Mayor Mike’s morning after

Mayor Bloomberg doesn’t seem to realize it, but he’s handing his opponents a weapon to undermine his biggest policy triumph — mayoral control of the public schools.

In an exclusive last Sunday, The Post reported that the mayor’s Health Department is running wild, distributing the controversial “Plan B” morning-after pill to city schoolchildren without many parents even knowing it.

“I’m in shock,” Mona Davids of the NYC Parents Union told The Post. “What gives the mayor the right to decide, without adequate notice, to give our children drugs that will impact their bodies and their psyches? He has purposely kept the public and parents in the dark with his agenda.”

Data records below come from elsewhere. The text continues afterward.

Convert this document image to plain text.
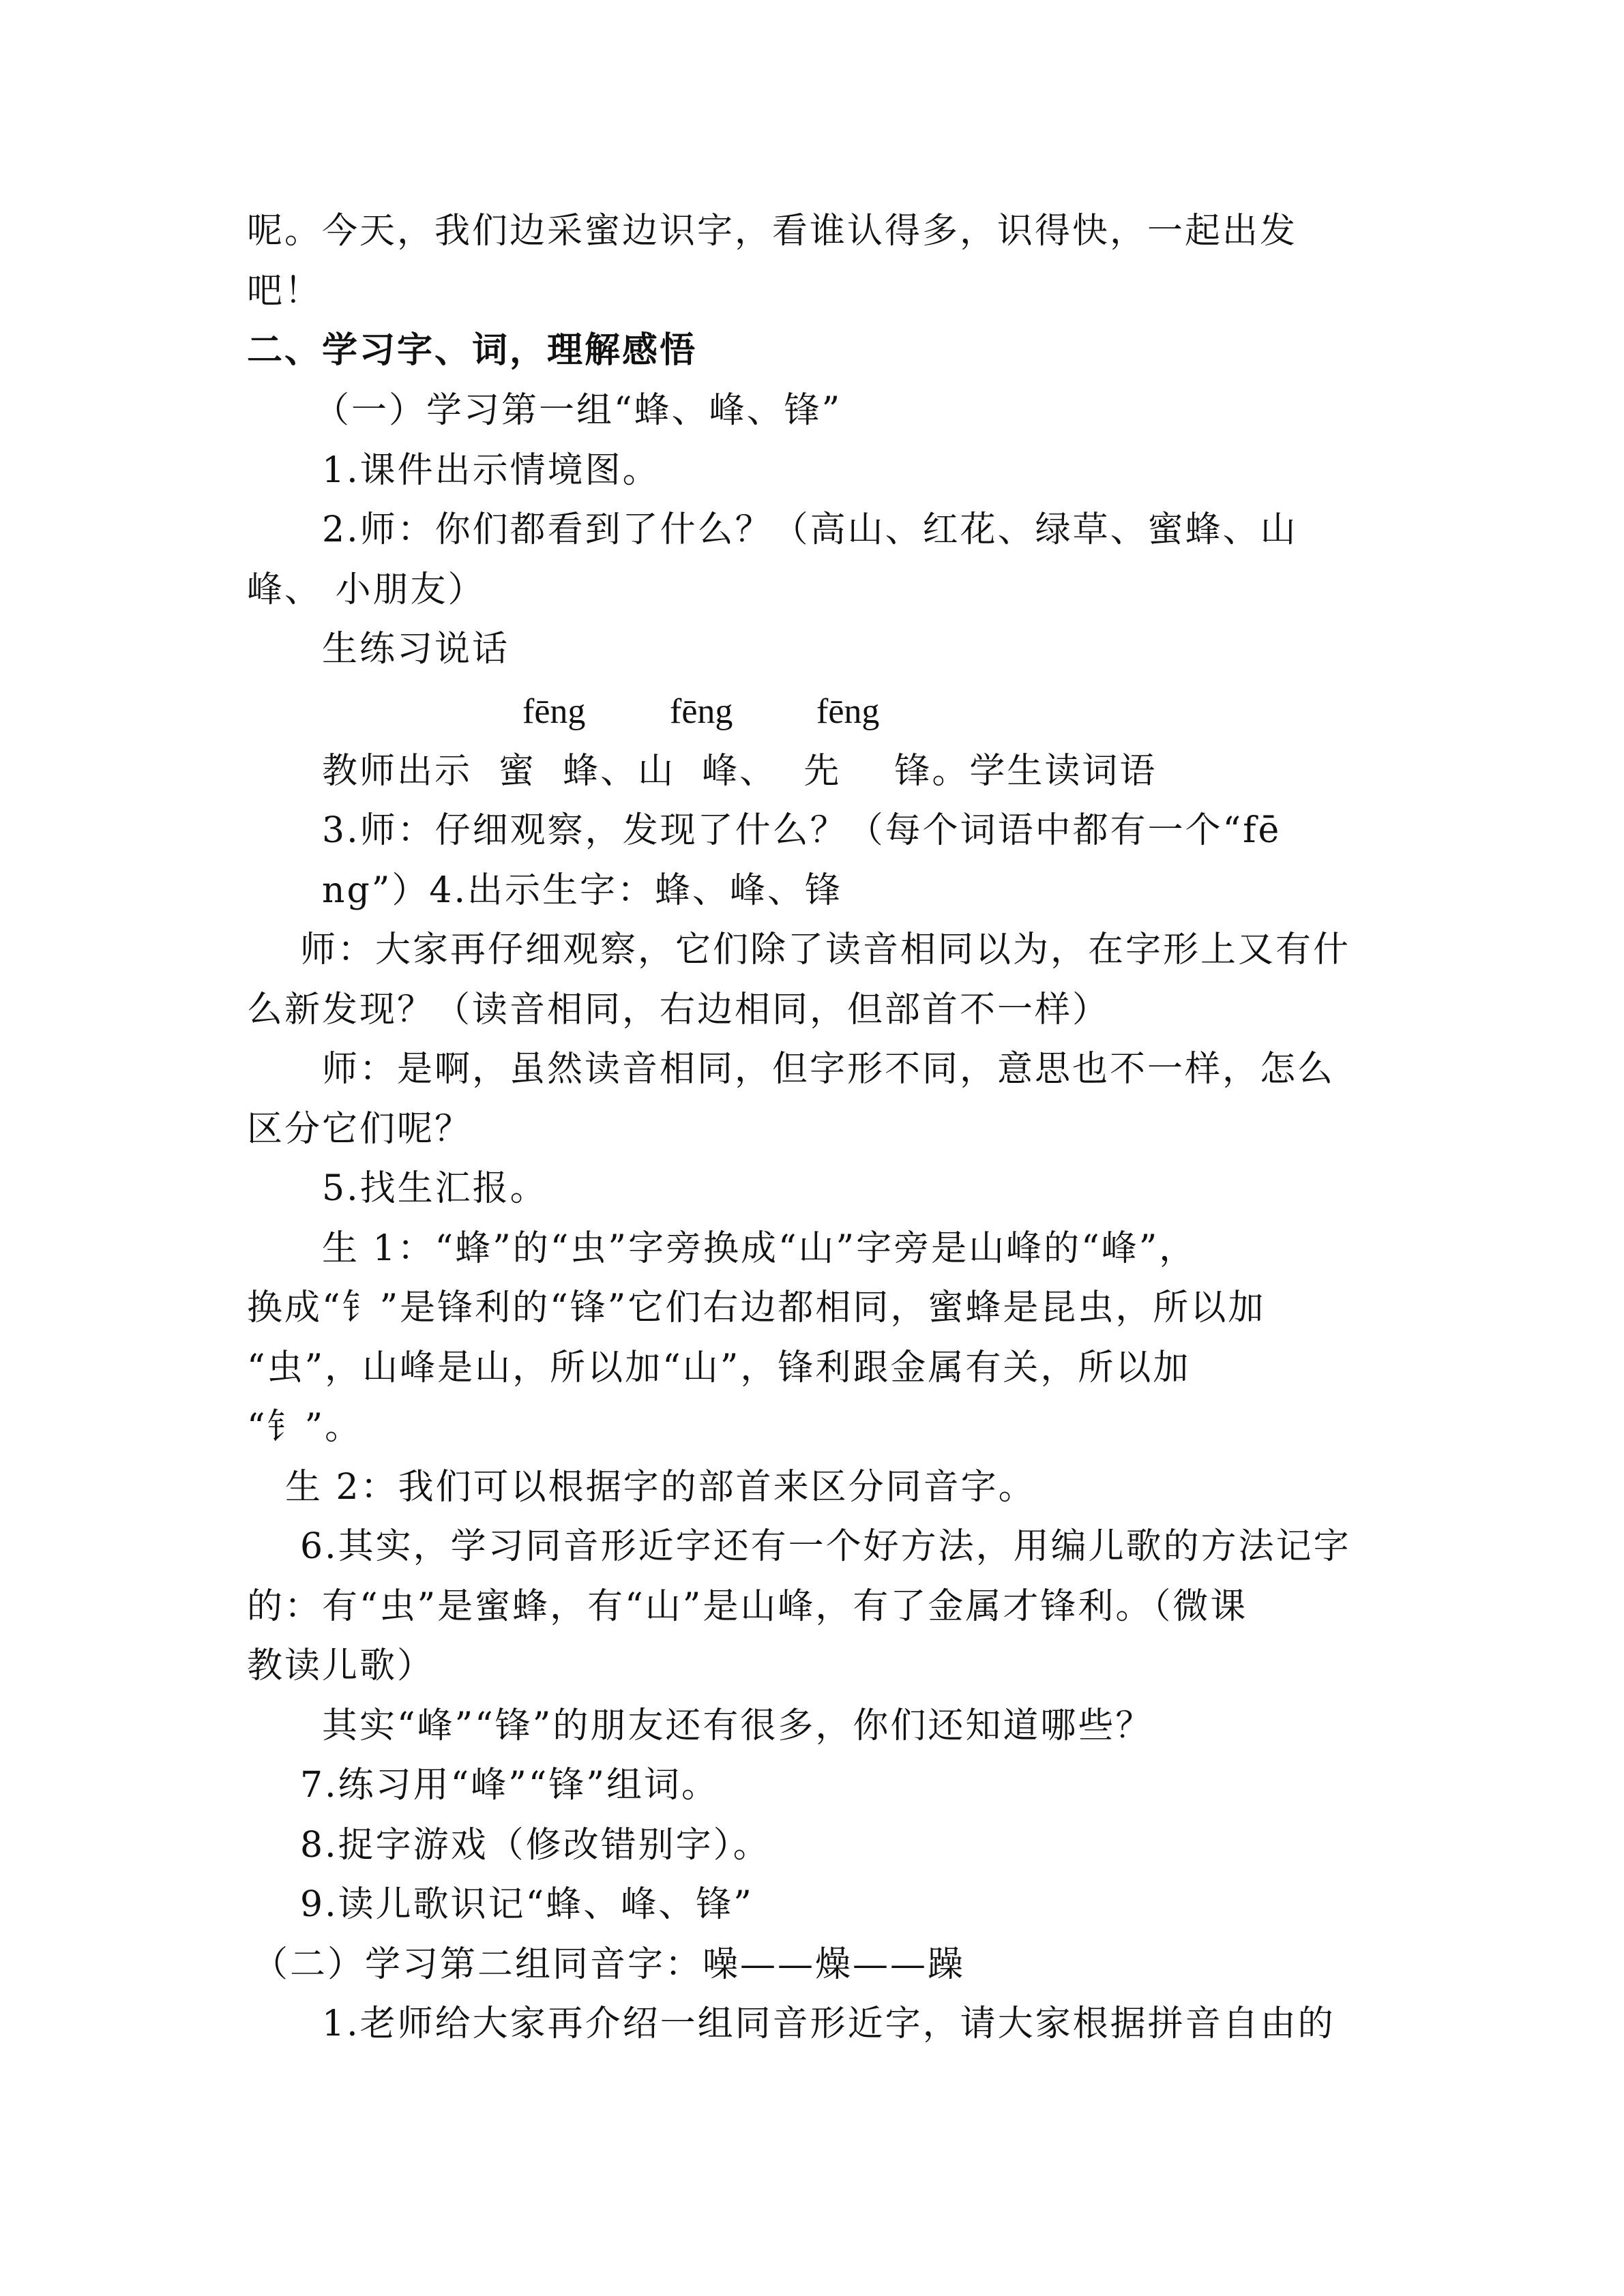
呢。今天，我们边采蜜边识字，看谁认得多，识得快，一起出发

吧！

二、学习字、词，理解感悟

（一）学习第一组“蜂、峰、锋”

1.课件出示情境图。

2.师：你们都看到了什么？（高山、红花、绿草、蜜蜂、山

峰、 小朋友）

生练习说话

fēng fēng fēng

教师出示  蜜  蜂、山  峰、  先    锋。学生读词语

3.师：仔细观察，发现了什么？（每个词语中都有一个“fē

ng”）4.出示生字：蜂、峰、锋

师：大家再仔细观察，它们除了读音相同以为，在字形上又有什

么新发现？（读音相同，右边相同，但部首不一样）

师：是啊，虽然读音相同，但字形不同，意思也不一样，怎么

区分它们呢？

5.找生汇报。

生 1：“蜂”的“虫”字旁换成“山”字旁是山峰的“峰”，

换成“钅”是锋利的“锋”它们右边都相同，蜜蜂是昆虫，所以加

“虫”，山峰是山，所以加“山”，锋利跟金属有关，所以加

“钅”。

生 2：我们可以根据字的部首来区分同音字。

6.其实，学习同音形近字还有一个好方法，用编儿歌的方法记字

的：有“虫”是蜜蜂，有“山”是山峰，有了金属才锋利。（微课

教读儿歌）

其实“峰”“锋”的朋友还有很多，你们还知道哪些？

7.练习用“峰”“锋”组词。

8.捉字游戏（修改错别字）。

9.读儿歌识记“蜂、峰、锋”

（二）学习第二组同音字：噪——燥——躁

1.老师给大家再介绍一组同音形近字，请大家根据拼音自由的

The evidence supports her charges. In September, the city suggested this was a relatively small program limited to 13 high schools and 567 girls who were receiving Plan B. Yet as The Post’s Susan Edelman found, that barely scratches the surface.

Far from being limited to 13 schools, the program involves 40 separate “school-based health centers.” Last year, these centers handed out 12,721 doses of Plan B — up from 10,720 in 2010-11 and more than double the 5,039 doses given out in 2009-10.

That the city is concerned about teen pregnancy is fine. And state law allows minors to get contraceptives without parental consent. But that doesn’t absolve the city of its obligation to be forthcoming to moms and dads about the medications its “health centers” are offering their daughters.

Plan B is the kind of issue that raises passions on all sides. For that reason alone, the city never should have allowed this program to be imposed by fiat by one of the least accountable of the many un-elected bureaucracies: the Department of Health.

This is an issue that cries out for the people’s elected legislators to decide, acting in the open, after all sides have had a chance to make their concerns heard.

Instead, the city took the imperial approach: Officials refused even to talk to The Post about the program.

If that’s the city’s position, the mayor shouldn’t be surprised if, the morning after he’s gone, his hard-fought win on mayoral control is reversed on the grounds that it shuts parents out of key decisions involving their children.